Our group had characterised the anti-mitogenic properties of cAMP in vascular cells. We demonstrated that elevated levels of cAMP disrupts the polymerisation of the actin cytoskeleton in these cells. This in turn inhibits the activity of a transcriptional co-factor called MKL1, which is required for expression of genes needed for cell proliferation. Our recent data indicates that MKL1 may also act as a co-factor for NF-kB and hence promote expression of NF-kB dependent pro-inflammatory genes. We propose to test the following hypothesis:
The anti-inflammatory properties of cAMP in VSMC are due to disruption of the cytoskeleton and subsequent repression of MKL1-NF-kB dependent pro-inflammatory gene expression.
In this project, you use a variety of molecular and cell biology techniques to test this hypothesis. These will include, primary cell culture, RNA manipulations, qPCR, gene transfer, siRNA gene silencing, luciferase reporter gene assays and western blotting.

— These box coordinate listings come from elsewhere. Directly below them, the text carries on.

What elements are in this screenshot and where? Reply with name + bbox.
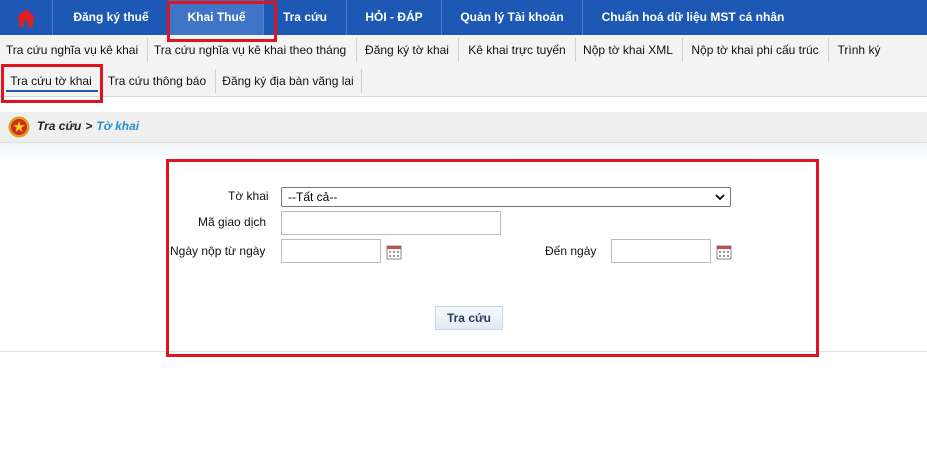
- top-navigation: Đăng ký thuế Khai Thuế Tra cứu HỎI - ĐÁP…: [0, 0, 927, 35]
- breadcrumb-separator: >: [85, 119, 93, 133]
- highlight-khai-thue: [167, 1, 277, 42]
- breadcrumb-path: Tra cứu > Tờ khai: [37, 119, 139, 133]
- subnav-separator: [147, 38, 148, 62]
- home-icon: [16, 8, 36, 27]
- subnav-separator: [458, 38, 459, 62]
- highlight-search-form: [166, 159, 819, 357]
- subnav-item-dang-ky-dia-ban[interactable]: Đăng ký địa bàn vãng lai: [218, 67, 358, 95]
- subnav-item-nop-to-khai-phi-cau-truc[interactable]: Nộp tờ khai phi cấu trúc: [685, 36, 825, 64]
- highlight-tra-cuu-to-khai: [1, 64, 103, 103]
- subnav-item-tra-cuu-thong-bao[interactable]: Tra cứu thông báo: [104, 67, 210, 95]
- emblem-icon: [8, 116, 30, 138]
- subnav-item-dang-ky-to-khai[interactable]: Đăng ký tờ khai: [359, 36, 455, 64]
- subnav-item-tra-cuu-nghia-vu[interactable]: Tra cứu nghĩa vụ kê khai: [4, 36, 140, 64]
- nav-item-dang-ky-thue[interactable]: Đăng ký thuế: [53, 0, 169, 35]
- subnav-separator: [215, 69, 216, 93]
- nav-item-quan-ly-tai-khoan[interactable]: Quản lý Tài khoản: [442, 0, 582, 35]
- breadcrumb-current: Tờ khai: [96, 119, 140, 133]
- home-button[interactable]: [0, 0, 52, 35]
- breadcrumb-root[interactable]: Tra cứu: [37, 119, 81, 133]
- subnav-separator: [361, 69, 362, 93]
- subnav-item-ke-khai-truc-tuyen[interactable]: Kê khai trực tuyến: [461, 36, 573, 64]
- sub-navigation: Tra cứu nghĩa vụ kê khai Tra cứu nghĩa v…: [0, 35, 927, 97]
- nav-item-hoi-dap[interactable]: HỎI - ĐÁP: [347, 0, 441, 35]
- subnav-separator: [828, 38, 829, 62]
- subnav-separator: [356, 38, 357, 62]
- subnav-separator: [682, 38, 683, 62]
- subnav-item-trinh-ky[interactable]: Trình ký: [831, 36, 887, 64]
- breadcrumb: Tra cứu > Tờ khai: [0, 112, 927, 143]
- subnav-item-nop-to-khai-xml[interactable]: Nộp tờ khai XML: [578, 36, 678, 64]
- subnav-separator: [575, 38, 576, 62]
- nav-item-chuan-hoa-du-lieu[interactable]: Chuẩn hoá dữ liệu MST cá nhân: [583, 0, 803, 35]
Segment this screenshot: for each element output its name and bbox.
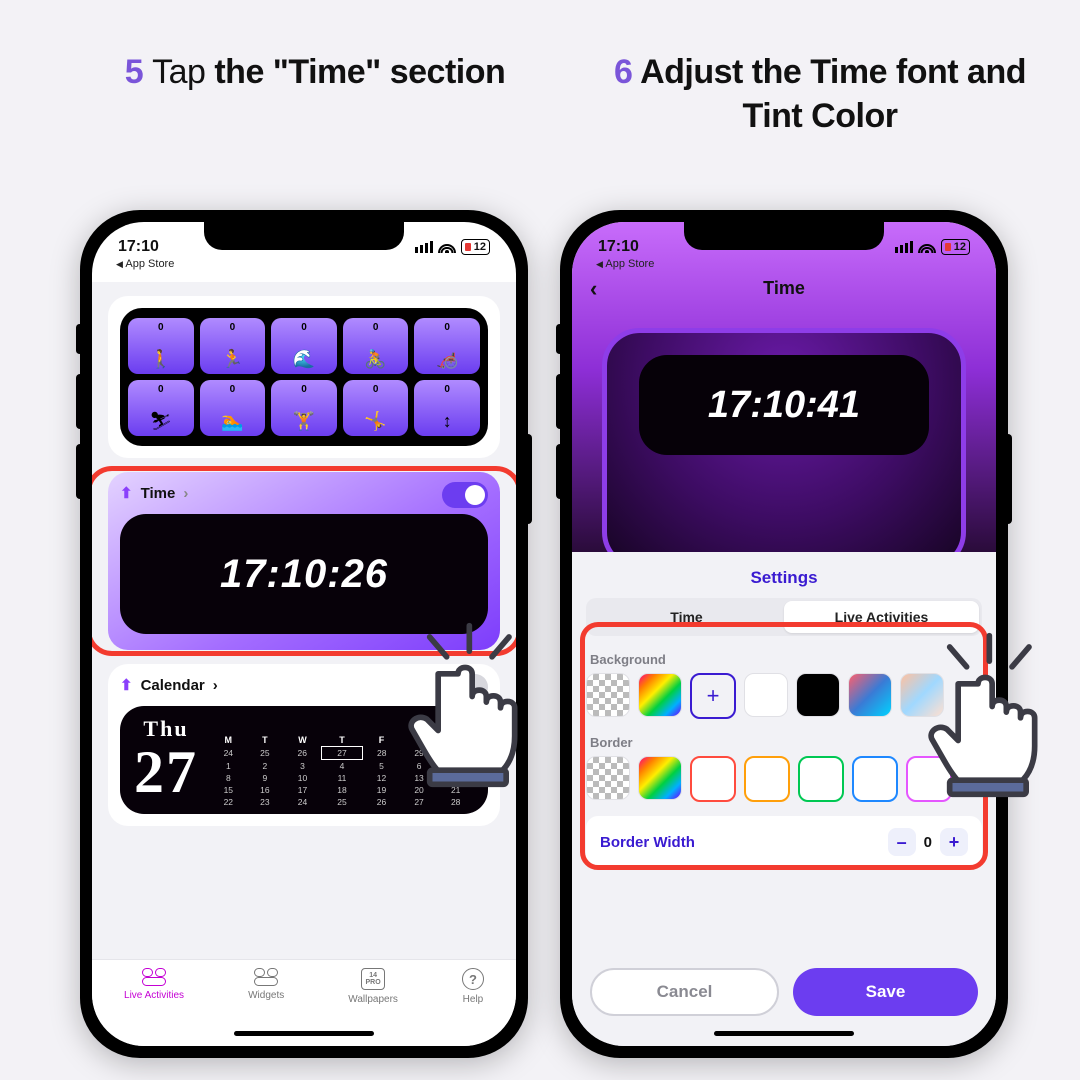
swatch-border-red[interactable] [690,756,736,802]
breadcrumb[interactable]: App Store [596,258,654,270]
cancel-button[interactable]: Cancel [590,968,779,1016]
border-width-decrement[interactable]: – [888,828,916,856]
page-title: Time [572,278,996,299]
tab-help[interactable]: ? Help [462,968,484,1005]
swatch-rainbow[interactable] [638,673,682,717]
swatch-add[interactable]: + [690,673,736,719]
time-widget-preview: 17:10:41 [602,328,966,570]
live-activities-icon [142,968,166,986]
activity-tile[interactable]: 0🚴 [343,318,409,374]
wifi-icon [919,241,935,253]
step-number: 6 [614,53,632,91]
step-number: 5 [125,53,143,91]
signal-icon [415,241,433,253]
tab-widgets[interactable]: Widgets [248,968,284,1001]
wallpapers-icon: 14PRO [361,968,385,990]
arrow-up-icon: ⬆ [120,484,133,502]
clock: 17:10 [598,238,639,256]
swatch-gradient-1[interactable] [848,673,892,717]
home-bar[interactable] [714,1031,854,1036]
swatch-transparent[interactable] [586,756,630,800]
activity-tile[interactable]: 0🦽 [414,318,480,374]
arrow-up-icon: ⬆ [120,676,133,694]
activity-tile[interactable]: 0🏊 [200,380,266,436]
save-button[interactable]: Save [793,968,978,1016]
step-text: the "Time" section [214,53,505,91]
calendar-label: Calendar [141,677,205,694]
border-width-increment[interactable]: + [940,828,968,856]
step-5-heading: 5 Tap the "Time" section [80,50,550,94]
activity-tile[interactable]: 0🚶 [128,318,194,374]
swatch-black[interactable] [796,673,840,717]
chevron-right-icon: › [213,677,218,694]
activity-tile[interactable]: 0🏃 [200,318,266,374]
chevron-right-icon: › [183,485,188,502]
time-display: 17:10:41 [639,355,929,455]
step-6-heading: 6 Adjust the Time font and Tint Color [585,50,1055,138]
wifi-icon [439,241,455,253]
step-text: Adjust the Time font and Tint Color [640,53,1026,135]
activity-tile[interactable]: 0🏋 [271,380,337,436]
swatch-rainbow[interactable] [638,756,682,800]
activity-tile[interactable]: 0↕ [414,380,480,436]
activity-tile[interactable]: 0🤸 [343,380,409,436]
tab-wallpapers[interactable]: 14PRO Wallpapers [348,968,398,1005]
signal-icon [895,241,913,253]
border-width-value: 0 [924,834,932,851]
breadcrumb[interactable]: App Store [116,258,174,270]
tab-live-activities[interactable]: Live Activities [124,968,184,1001]
activity-tile[interactable]: 0🌊 [271,318,337,374]
time-toggle[interactable] [442,482,488,508]
time-display: 17:10:26 [120,514,488,634]
seg-time[interactable]: Time [589,601,784,633]
day-of-month: 27 [134,742,198,802]
step-verb: Tap [152,53,205,91]
activity-tile[interactable]: 0⛷ [128,380,194,436]
tap-cursor-icon [910,630,1080,800]
widgets-icon [254,968,278,986]
activity-widget-card[interactable]: 0🚶0🏃0🌊0🚴0🦽 0⛷0🏊0🏋0🤸0↕ [108,296,500,458]
swatch-border-orange[interactable] [744,756,790,802]
swatch-white[interactable] [744,673,788,717]
tap-cursor-icon [390,620,560,790]
battery-icon: 12 [941,239,970,255]
time-label: Time [141,485,176,502]
swatch-border-blue[interactable] [852,756,898,802]
seg-live-activities[interactable]: Live Activities [784,601,979,633]
border-width-row: Border Width – 0 + [586,816,982,868]
home-bar[interactable] [234,1031,374,1036]
settings-heading: Settings [572,552,996,598]
swatch-border-green[interactable] [798,756,844,802]
clock: 17:10 [118,238,159,256]
swatch-transparent[interactable] [586,673,630,717]
help-icon: ? [462,968,484,990]
battery-icon: 12 [461,239,490,255]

This three year PhD studentship will characterise theses novel molecular mechanisms using a range of molecular and cell biology techniques, including primary cell culture, RNA manipulations, qPCR, gene transfer, siRNA gene silencing, luciferase reporter gene assays and western blotting. The project offers the opportunity to study in an excellent research environment, in a research institute with world class facilities and resources devoted to understanding the cellular and molecular mechanisms of cardiovascular disease and driving new translational therapies for patients. We have an opportunity available for exceptional candidates with an interest in the areas of vascular biology, cell signalling and gene expression regulation and drug-discovery. Candidates should have at least a 2:1 BSc in a biological science.
Tuition fees: Standard University of Bristol tuition fees plus £10,000/year bench fees.